Mas este drama coletivo revela uma segunda camada — aquela em que cada cidadão, cada técnico, cada gestor público é convocado a olhar para o espelho e perguntar: "Cumpri mesmo o meu dever, ou adiei, distraído pelo conforto da rotina?" Sempre que despachamos o que importa, hipotecamos o futuro e arriscamos vidas.
A reflexão sobre a responsabilidade do Estado — feita de relatórios esquecidos, promessas de investimento por cumprir e contas feitas ao cêntimo quando se trata de salvar vidas — obriga-nos a sair do calor do momento noticioso e a olhar de frente para a falta de manutenção que mina hospitais, estradas, infraestruturas históricas e serviços públicos essenciais.
Basta uma inspeção sumária ao que tem sido notícia nos últimos 10 anos para perceber a tragédia anunciada: o colapso das estruturas, os corredores das urgências apinhados, a burocracia que adia decisões, o investimento adiado em nome do défice, o cálculo tacanho do que é “custo” e do que é “valor”.
O LABIRINTO ONDE NINGUÉM RESPONDE
O exemplo mais trágico e emblemático continua a ser a ponte de Entre-os-Rios: há mais de duas décadas, o colapso de uma infraestrutura esquecida deixou o país em choque, matou 59 pessoas e tornou-se símbolo nacional do preço da manutenção adiada e da busca incessante por responsabilidades sempre difusas.
Decorrem investigações, realizam-se comissões, multiplicam-se as garantias de que não voltará a acontecer — mas, ciclicamente, surge novo desastre, reciclamos o discurso e a culpa evapora-se entre departamentos.
Em muitos departamentos do Estado e das grandes empresas, o organigrama tornou-se um labirinto tão denso e hierarquizado que se dilui a noção de responsabilidade.
Há sempre alguém “acima” ou “ao lado” a quem cabe decidir — ou adiar —, sempre um despacho pendente, um processo perdido em trânsito entre departamentos, uma assinatura em falta ou uma comissão a deliberar.
No fim, a realidade é cruel: nos sistemas mais pesados, não se encontra nunca um verdadeiro responsável. A máquina burocrática foi, assim, afinada para a fuga à responsabilidade individual, permitindo que todos participem da rotina da desculpa, mas ninguém responda por nada quando corre mal.
Numa grande empresa, um trabalhador morreu porque o chão resolveu, democraticamente, desaparecer debaixo dos seus pés. Felizmente, havia diretores para todos os gostos — segurança, operações, gestão de risco, nomes de peso — mas, na hora do acidente, a responsabilidade evaporou mais rápido que o comunicado oficial.

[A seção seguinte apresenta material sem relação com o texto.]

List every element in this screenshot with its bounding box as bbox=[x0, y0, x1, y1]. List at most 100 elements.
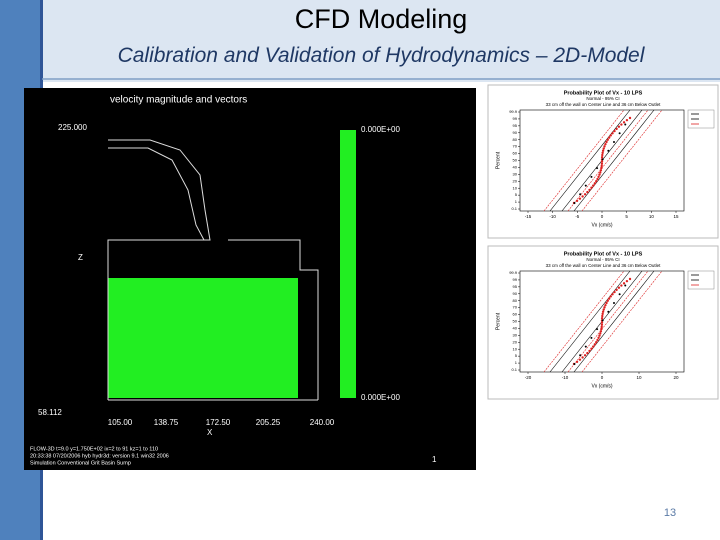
sample-point bbox=[600, 156, 604, 159]
sample-point bbox=[625, 279, 629, 283]
y-axis-label: Percent bbox=[495, 312, 501, 330]
fit-line bbox=[573, 109, 655, 212]
y-tick-label: 90 bbox=[513, 291, 518, 296]
sample-point bbox=[606, 138, 609, 141]
plot-subtitle: Normal - 95% CI bbox=[586, 96, 619, 101]
y-tick-label: 90 bbox=[513, 130, 518, 135]
sample-point bbox=[612, 301, 615, 304]
sample-point bbox=[600, 162, 604, 165]
sample-point bbox=[605, 301, 608, 305]
sample-point bbox=[575, 360, 579, 364]
sample-point bbox=[603, 306, 606, 309]
fit-line bbox=[573, 270, 655, 373]
y-tick-label: 40 bbox=[513, 164, 518, 169]
y-tick-label: 99.9 bbox=[509, 270, 518, 275]
sample-point bbox=[601, 149, 605, 152]
slide-title: CFD Modeling bbox=[294, 4, 468, 34]
x-tick-label: 0 bbox=[601, 214, 604, 219]
x-tick-label: 205.25 bbox=[256, 418, 281, 427]
sample-point bbox=[600, 325, 603, 329]
geometry-outline bbox=[107, 139, 211, 400]
sample-point bbox=[607, 297, 611, 300]
fit-line bbox=[581, 109, 663, 212]
sample-point bbox=[604, 303, 607, 307]
sample-point bbox=[596, 167, 599, 170]
sample-point bbox=[573, 363, 576, 365]
fit-line bbox=[567, 270, 649, 373]
sample-point bbox=[617, 286, 621, 289]
sample-point bbox=[596, 338, 599, 342]
x-tick-label: 10 bbox=[649, 214, 655, 219]
sample-point bbox=[598, 334, 601, 337]
sample-point bbox=[600, 317, 604, 320]
sample-point bbox=[601, 312, 604, 316]
sample-point bbox=[599, 171, 602, 174]
sample-point bbox=[575, 199, 579, 203]
sample-point bbox=[602, 308, 605, 311]
y-tick-label: 70 bbox=[513, 305, 518, 310]
sample-point bbox=[600, 160, 604, 163]
page-number: 13 bbox=[663, 507, 677, 519]
sample-point bbox=[586, 351, 589, 355]
sample-point bbox=[603, 145, 606, 148]
y-tick-label: 50 bbox=[513, 319, 518, 324]
sample-point bbox=[607, 310, 610, 313]
sample-point bbox=[595, 180, 598, 183]
x-tick-label: 5 bbox=[625, 214, 628, 219]
y-tick-label: 10 bbox=[513, 346, 518, 351]
sample-point bbox=[599, 332, 602, 335]
sample-point bbox=[586, 190, 589, 194]
sample-point bbox=[598, 173, 601, 176]
geometry-outline bbox=[228, 239, 319, 400]
sample-point bbox=[620, 284, 623, 287]
legend-box bbox=[687, 109, 715, 129]
sample-point bbox=[617, 125, 621, 128]
sample-point bbox=[599, 330, 603, 333]
sample-point bbox=[613, 129, 616, 133]
y-tick-label: 99 bbox=[513, 116, 518, 121]
sample-point bbox=[596, 177, 599, 181]
plot-note: 33 cm off the wall on Center Line and 36… bbox=[546, 263, 661, 268]
y-tick-label: 70 bbox=[513, 144, 518, 149]
sample-point bbox=[609, 134, 612, 137]
sample-point bbox=[612, 140, 615, 143]
x-tick-label: -10 bbox=[562, 375, 569, 380]
x-tick-label: 172.50 bbox=[206, 418, 231, 427]
sample-point bbox=[615, 127, 618, 131]
sample-point bbox=[584, 184, 587, 187]
sample-point bbox=[615, 288, 618, 292]
sample-point bbox=[601, 314, 604, 318]
y-tick-label: 5 bbox=[515, 192, 518, 197]
sample-point bbox=[607, 149, 610, 152]
plot-note: 33 cm off the wall on Center Line and 36… bbox=[546, 102, 661, 107]
sample-point bbox=[618, 293, 621, 296]
sample-point bbox=[593, 343, 597, 346]
sample-point bbox=[590, 175, 593, 178]
sample-point bbox=[622, 282, 626, 285]
sample-point bbox=[620, 123, 623, 126]
plot-title: Probability Plot of Vx - 10 LPS bbox=[564, 90, 643, 96]
colorbar-max: 0.000E+00 bbox=[361, 125, 400, 134]
sample-point bbox=[611, 293, 614, 296]
fit-line bbox=[549, 270, 631, 373]
y-tick-label: 60 bbox=[513, 151, 518, 156]
sample-point bbox=[600, 164, 603, 168]
sample-point bbox=[593, 182, 597, 185]
x-tick-label: 138.75 bbox=[154, 418, 179, 427]
sample-point bbox=[600, 327, 603, 331]
y-tick-label: 1 bbox=[515, 199, 518, 204]
sample-point bbox=[600, 323, 604, 326]
z-max-label: 225.000 bbox=[58, 123, 87, 132]
y-tick-label: 80 bbox=[513, 298, 518, 303]
sample-point bbox=[604, 142, 607, 146]
x-tick-label: 0 bbox=[601, 375, 604, 380]
sample-point bbox=[588, 188, 591, 192]
y-tick-label: 99 bbox=[513, 277, 518, 282]
sample-point bbox=[573, 202, 576, 204]
x-tick-label: -15 bbox=[525, 214, 532, 219]
sample-point bbox=[628, 277, 632, 281]
sample-point bbox=[592, 184, 595, 187]
sample-point bbox=[601, 310, 605, 313]
sample-point bbox=[596, 328, 599, 331]
y-tick-label: 0.1 bbox=[511, 367, 517, 372]
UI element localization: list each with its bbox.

Afinal, ninguém pode ser culpado quando a estrutura tem tantos cargos sofisticados e títulos impecáveis — é uma pena que nenhum deles sirva para garantir que alguém, um dia, tome conta do pavimento.
Vivemos, em Portugal, demasiado habituados a prantear tragédias e demasiado pouco habituados a exigir responsabilidades. Porque a responsabilidade do Estado não se esgota na resposta posterior ao desastre. Não chega “compensar” as famílias; é preciso garantir que não se lhes oferece, de novo, o mesmo risco como prémio de consolação.
A falta de manutenção — infraestrutural, social e até ética — é a verdadeira epidemia que corrói o edifício do Estado de direito e clama por uma abordagem preventiva, não apenas pela minuciosa repartição de culpas após o desastre.
Mas há uma responsabilidade ainda mais funda: a individual. Epicuro lembrava que a excelência não é opção, é dever — sobretudo quando vidas dependem do rigor de cada um de nós. Se cada técnico, gestor ou decisor praticasse o rigor do olhar atento, talvez hoje não enterrássemos vítimas de serviços que falham por descuido. A responsabilidade é coletiva, sim, mas começa sempre na ação (ou omissão) de cada um.
NÃO BASTA CHORAR, É PRECISO CUIDAR
Insisto, o Estado não pode ser sempre chamado a chorar os mortos e depois regressar à apatia burocrática que engendra as nossas desgraças.
O verdadeiro respeito pela vítima começa antes do desastre, na manutenção honesta, no investimento responsável, na promessa cumprida de serviço público — e no rigor diário de cada pessoa com deveres públicos ou privados.
Enquanto não fizermos esta reflexão coletiva (e individual), e não mudarmos o padrão, estaremos apenas a garantir que as vítimas do presente sejam a estatística do futuro.
Talvez aquilo que mais falta ao Estado português seja, enfim, uma memória suficientemente longa para saber que cada vida salva começa numa mata limpa, num cabo de segurança verificado, num pilar reforçado, num alerta ouvido a tempo — e numa decisão ética tomada por cada cidadão.
Já não basta chorar. É preciso agir. E cuidar, todos os dias.